I like Caitlin Flanagan. I don't agree with her on everything, but she's one of the most visible writers I can think of who writes about hot-button cultural issues without wielding an inescapable Ax to Grind.

This book surprised me, though. I had seen Flanagan plug it on The Colbert Report - which, admittedly, lends its own spin to the topic - and thought I was in for more of a right-leaning discussion than she presents.

Honestly, it's a pretty toothless book. Flanagan lays out the various slings and arrows facing modern mothers and wives: to work or not to work, what counts as a clean house, who's raising the children, and don't we all really want wives? But she doesn't commit strongly to either side of any question; she just presents her understanding of reality, and leaves it at that.

At times she creates her own contradictions: Proudly stating that she stayed home with her twin boys for the first several years of their lives, she conveniently ignores the fact that she had a full-time nanny at the time - a nanny whom she spends an entire chapter discussing and praising, not 100 pages prior.
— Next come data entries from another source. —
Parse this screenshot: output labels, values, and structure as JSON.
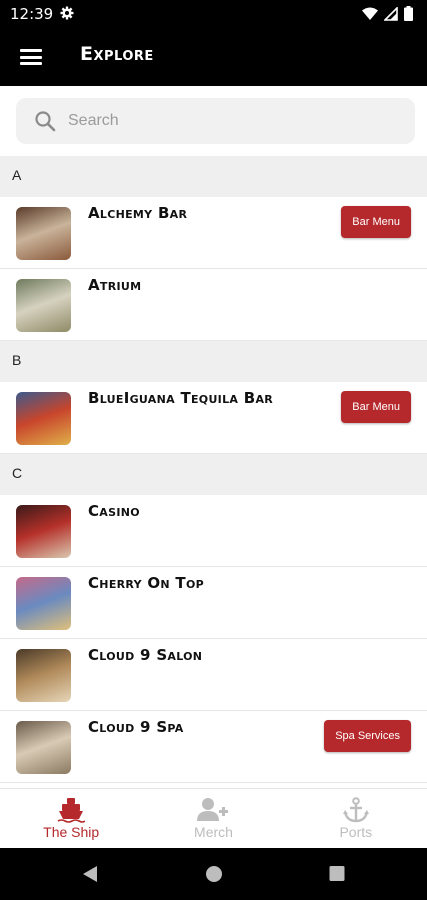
{
  "status_bar": {
    "time": "12:39",
    "icons": [
      "gear-icon",
      "wifi-icon",
      "signal-icon",
      "battery-icon"
    ]
  },
  "app_bar": {
    "title": "Explore",
    "menu_icon": "hamburger-menu-icon"
  },
  "search": {
    "placeholder": "Search",
    "value": ""
  },
  "sections": [
    {
      "letter": "A",
      "items": [
        {
          "name": "Alchemy Bar",
          "action": "Bar Menu",
          "thumb": [
            "#5a3b2a",
            "#c9b39a",
            "#8a5a3c"
          ]
        },
        {
          "name": "Atrium",
          "action": "",
          "thumb": [
            "#6e7a5c",
            "#d6d2c0",
            "#8f8a66"
          ]
        }
      ]
    },
    {
      "letter": "B",
      "items": [
        {
          "name": "BlueIguana Tequila Bar",
          "action": "Bar Menu",
          "thumb": [
            "#3c5a8c",
            "#c8452c",
            "#e0b04a"
          ]
        }
      ]
    },
    {
      "letter": "C",
      "items": [
        {
          "name": "Casino",
          "action": "",
          "thumb": [
            "#3a1a18",
            "#b5302a",
            "#d9c8b0"
          ]
        },
        {
          "name": "Cherry On Top",
          "action": "",
          "thumb": [
            "#c46a8a",
            "#6a8ac0",
            "#e0c07a"
          ]
        },
        {
          "name": "Cloud 9 Salon",
          "action": "",
          "thumb": [
            "#4a3a28",
            "#b08a5a",
            "#e6d6b8"
          ]
        },
        {
          "name": "Cloud 9 Spa",
          "action": "Spa Services",
          "thumb": [
            "#6a5a4a",
            "#d8cab4",
            "#8c7a62"
          ]
        }
      ]
    }
  ],
  "bottom_nav": [
    {
      "label": "The Ship",
      "icon": "ship-icon",
      "active": true
    },
    {
      "label": "Merch",
      "icon": "add-person-icon",
      "active": false
    },
    {
      "label": "Ports",
      "icon": "anchor-icon",
      "active": false
    }
  ],
  "colors": {
    "accent": "#b5282b",
    "inactive": "#bdbdbd",
    "header_bg": "#000000",
    "section_bg": "#efefef"
  }
}
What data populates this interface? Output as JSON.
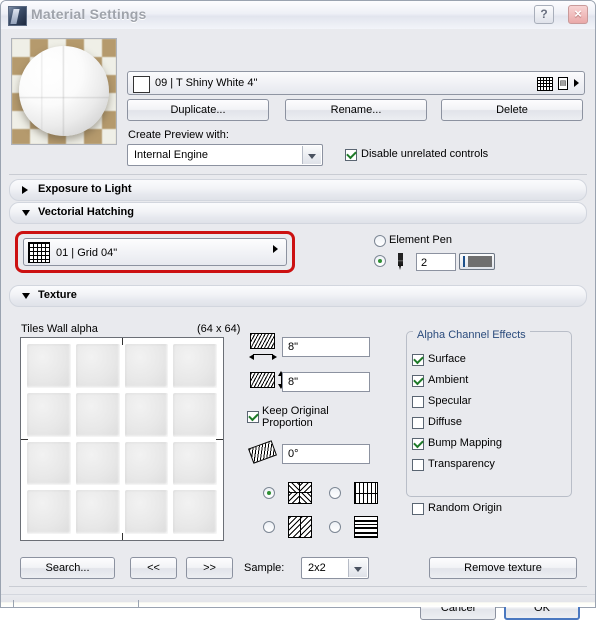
{
  "window": {
    "title": "Material Settings",
    "icon": "app-icon",
    "help_label": "?",
    "close_label": "×"
  },
  "material": {
    "name": "09 | T Shiny White 4\"",
    "swatch_color": "#ffffff",
    "icons": [
      "grid-icon",
      "document-icon",
      "expand-arrow-icon"
    ],
    "buttons": {
      "duplicate": "Duplicate...",
      "rename": "Rename...",
      "delete": "Delete"
    },
    "create_preview_label": "Create Preview with:",
    "engine": {
      "value": "Internal Engine",
      "options": [
        "Internal Engine"
      ]
    },
    "disable_unrelated": {
      "label": "Disable unrelated controls",
      "checked": true
    }
  },
  "sections": {
    "exposure": {
      "label": "Exposure to Light",
      "expanded": false
    },
    "hatching": {
      "label": "Vectorial Hatching",
      "expanded": true
    },
    "texture": {
      "label": "Texture",
      "expanded": true
    }
  },
  "hatching": {
    "selected_hatch": "01 | Grid 04\"",
    "highlight_color": "#cc1111",
    "element_pen": {
      "label": "Element Pen",
      "selected": false
    },
    "custom_pen": {
      "selected": true,
      "pen_number": "2"
    }
  },
  "texture": {
    "name": "Tiles Wall alpha",
    "dimensions": "(64 x 64)",
    "width_value": "8\"",
    "height_value": "8\"",
    "keep_proportion": {
      "label": "Keep Original Proportion",
      "checked": true
    },
    "angle_value": "0°",
    "mirror_options": [
      {
        "name": "pattern-normal",
        "selected": true
      },
      {
        "name": "pattern-mirror-x",
        "selected": false
      },
      {
        "name": "pattern-mirror-y",
        "selected": false
      },
      {
        "name": "pattern-mirror-xy",
        "selected": false
      }
    ],
    "alpha_effects": {
      "title": "Alpha Channel Effects",
      "items": [
        {
          "label": "Surface",
          "checked": true
        },
        {
          "label": "Ambient",
          "checked": true
        },
        {
          "label": "Specular",
          "checked": false
        },
        {
          "label": "Diffuse",
          "checked": false
        },
        {
          "label": "Bump Mapping",
          "checked": true
        },
        {
          "label": "Transparency",
          "checked": false
        }
      ]
    },
    "random_origin": {
      "label": "Random Origin",
      "checked": false
    },
    "buttons": {
      "search": "Search...",
      "prev": "<<",
      "next": ">>",
      "remove": "Remove texture"
    },
    "sample": {
      "label": "Sample:",
      "value": "2x2",
      "options": [
        "2x2"
      ]
    }
  },
  "dialog_buttons": {
    "cancel": "Cancel",
    "ok": "OK"
  }
}
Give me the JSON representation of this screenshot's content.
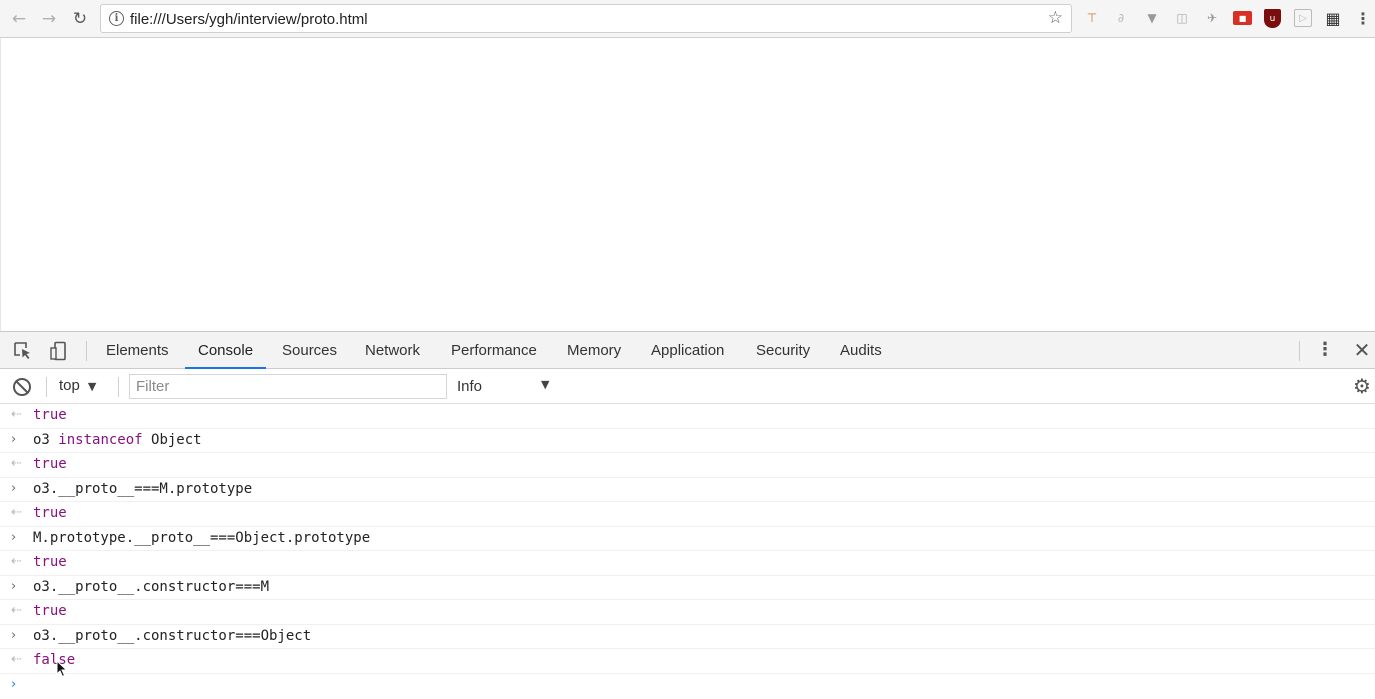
{
  "browser": {
    "url": "file:///Users/ygh/interview/proto.html",
    "nav": {
      "back": "←",
      "forward": "→",
      "reload": "↻"
    },
    "icons": [
      "star-icon",
      "info-icon",
      "extension-icons"
    ]
  },
  "devtools": {
    "tabs": [
      {
        "label": "Elements"
      },
      {
        "label": "Console"
      },
      {
        "label": "Sources"
      },
      {
        "label": "Network"
      },
      {
        "label": "Performance"
      },
      {
        "label": "Memory"
      },
      {
        "label": "Application"
      },
      {
        "label": "Security"
      },
      {
        "label": "Audits"
      }
    ],
    "selected_tab": "Console",
    "accent": "#1a73e8"
  },
  "filterbar": {
    "context": "top",
    "filter_placeholder": "Filter",
    "level": "Info"
  },
  "console": {
    "rows": [
      {
        "kind": "result",
        "text": "true"
      },
      {
        "kind": "input",
        "pre": "o3 ",
        "kw": "instanceof",
        "post": " Object"
      },
      {
        "kind": "result",
        "text": "true"
      },
      {
        "kind": "input",
        "text": "o3.__proto__===M.prototype"
      },
      {
        "kind": "result",
        "text": "true"
      },
      {
        "kind": "input",
        "text": "M.prototype.__proto__===Object.prototype"
      },
      {
        "kind": "result",
        "text": "true"
      },
      {
        "kind": "input",
        "text": "o3.__proto__.constructor===M"
      },
      {
        "kind": "result",
        "text": "true"
      },
      {
        "kind": "input",
        "text": "o3.__proto__.constructor===Object"
      },
      {
        "kind": "result",
        "text": "false"
      }
    ],
    "value_color": "#881280"
  }
}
I don't begrudge Flanagan any of her choices, but to me (and here's my own bias: part-time SAHM, part-time WOHM, couldn't do either full-time without going nuts), if you've got more than an occasional babysitter for the odd movie night or evening meeting, you're not a full-time SAHM.

The end of the book is a suckerpunch - as it must've felt for Flanagan, too - when the author has a cancer scare. Suddenly the choices and questions and worries of the previous 200 pages seem pretty stupid, and the only question worth asking is, "How do I stick around for my kids?" It's a poignant ending to a breezier read than I expected.

To Hell with All That: Loving and Loathing Our Inner Housewife by Caitlin Flanagan. Little, Brown, 2006, 239 pages.